The judge, however, overruled John’s objection and allowed the photograph to be shown to Barnwell.

“That is not what the witness saw,” counsel John said.

The judge noted that he had noted the objection. 

When Barnwell returned to the court, she was shown the photograph of the ballot.

She told the court that it looks the same as what she actually saw at the final count, but the size was not the same size as the document she saw.

She further told the court that she had seen different ballots in terms of how they were cut, adding that some had a little more at the top.

Barnwell said that when she saw the document she was shown in court, she could not see the initial and stamp.

Told that she had said that the ballot was creased less than half way up, Mendes then retrieved the photograph and folded it at what he said was less than halfway up.

He gave it back to her and asked if she could see the initials and the stamp.

Asked if she agreed that when she creased it along a line less than half way up that she could see the initials and stamp of the presiding officer, Barnwell said, “Of that ballot.”

“Of a ballot you said was creased less than halfway up?” Mendes asked.

“But there were different–” Barnwell was saying when Mendes interrupted here, saying that she had not said in her witness statement that they were different

“You said throughout the count I observed each ballot had at least once crease less than half way up,” Mendes said.

“Each,” Barnwell responded.

Mendes noted that she had said that “the crease” and asked her what crease she was referring it.

She said the crease less than half way up the ballot.

“Good. So, therefore, when it is folded on the crease less than halfway up, you can see the initial and the stamp. Is that right?”

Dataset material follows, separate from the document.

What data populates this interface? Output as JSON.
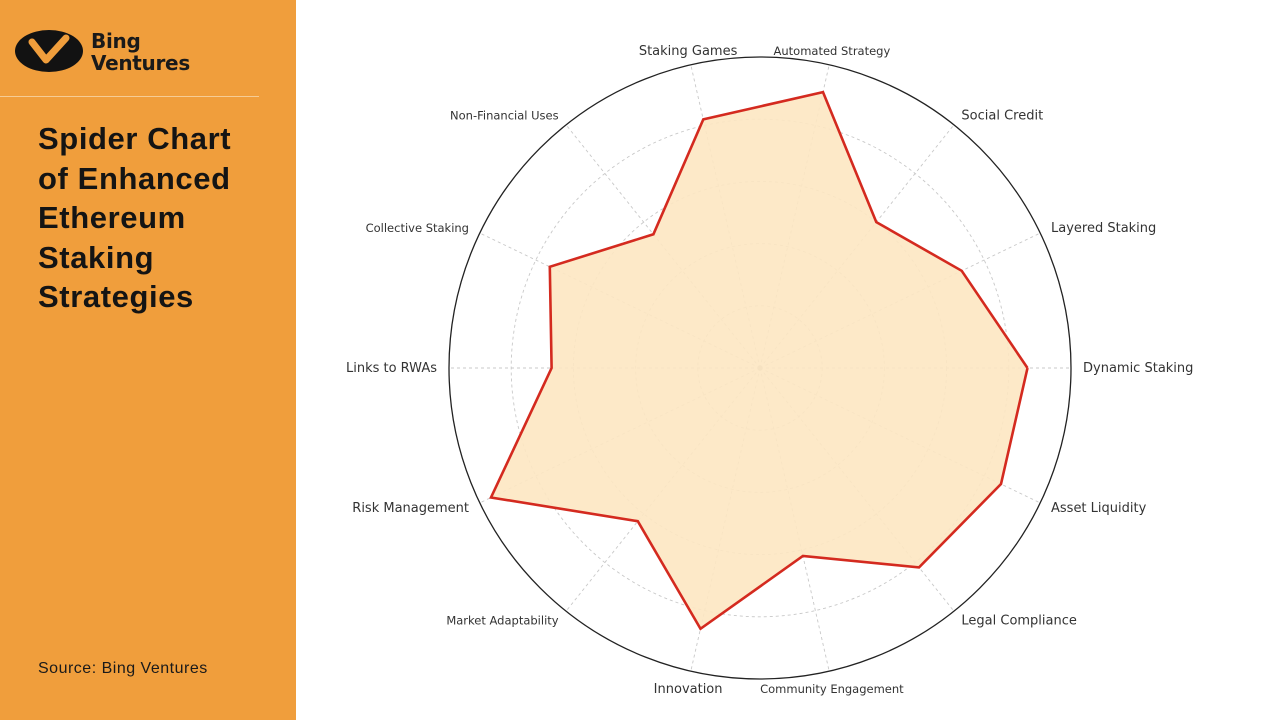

Barnwell responded: “Look, it’s not an easy-answer question, yes or no. There were different ballots and different ballots appeared to be cut in a particular way. And, therefore, that is just one; I have exhibited two different ballots where there is absolutely no head, no stamp. So all of the ballots didn’t look the same.”

Asked which ballot she was talking about, Barnwell said there is one where the stamp is; another did not have any stamps.

She pointed to a ballot that did not have any stamp at all.

“So, therefore, it doesn’t matter where you crease it. There is no stamp or initial there so it is irrelevant where you crease it,” the lawyer said, adding that he was talking about the ballot she was talking about with the initial and stamp on it.

7 replies on “PETITIONS TRIAL: Lawyers argue over ‘reproduction’ of ballot”

    1. Yes, I guess that is what you have to do to confuse the court and fool them into doing what you want instead of doing what is right.
      It is beginning to show who’s side the judge is on. Stalky John was making a very good point that an actual ballot should be used and not a piece of paper, and Barnwell stating that there were different ballots would be enough to weigh a decision much on the side of the petitioners but, as I said, we can all see who’s side the judge is on.
      Any other court based in Democratic Principals would see these points brought by the petitioners as VERY SIGNIFICANT but a trend is developing showing where this court is going.

      1. Nonsense. The court is on the side of the rule of law. Why do you NDP supporters alwas to try to spread fake news.

  1. It would appear that way but remember it is his job to make wrong look right to muddy the water. Lets just hope the Judge can see through haze of wrong and do the right thing.

    Jolly

  2. There would be nothing at all wrong with the Judge and the two leading lawyers inspecting the ballots in a closed room situation.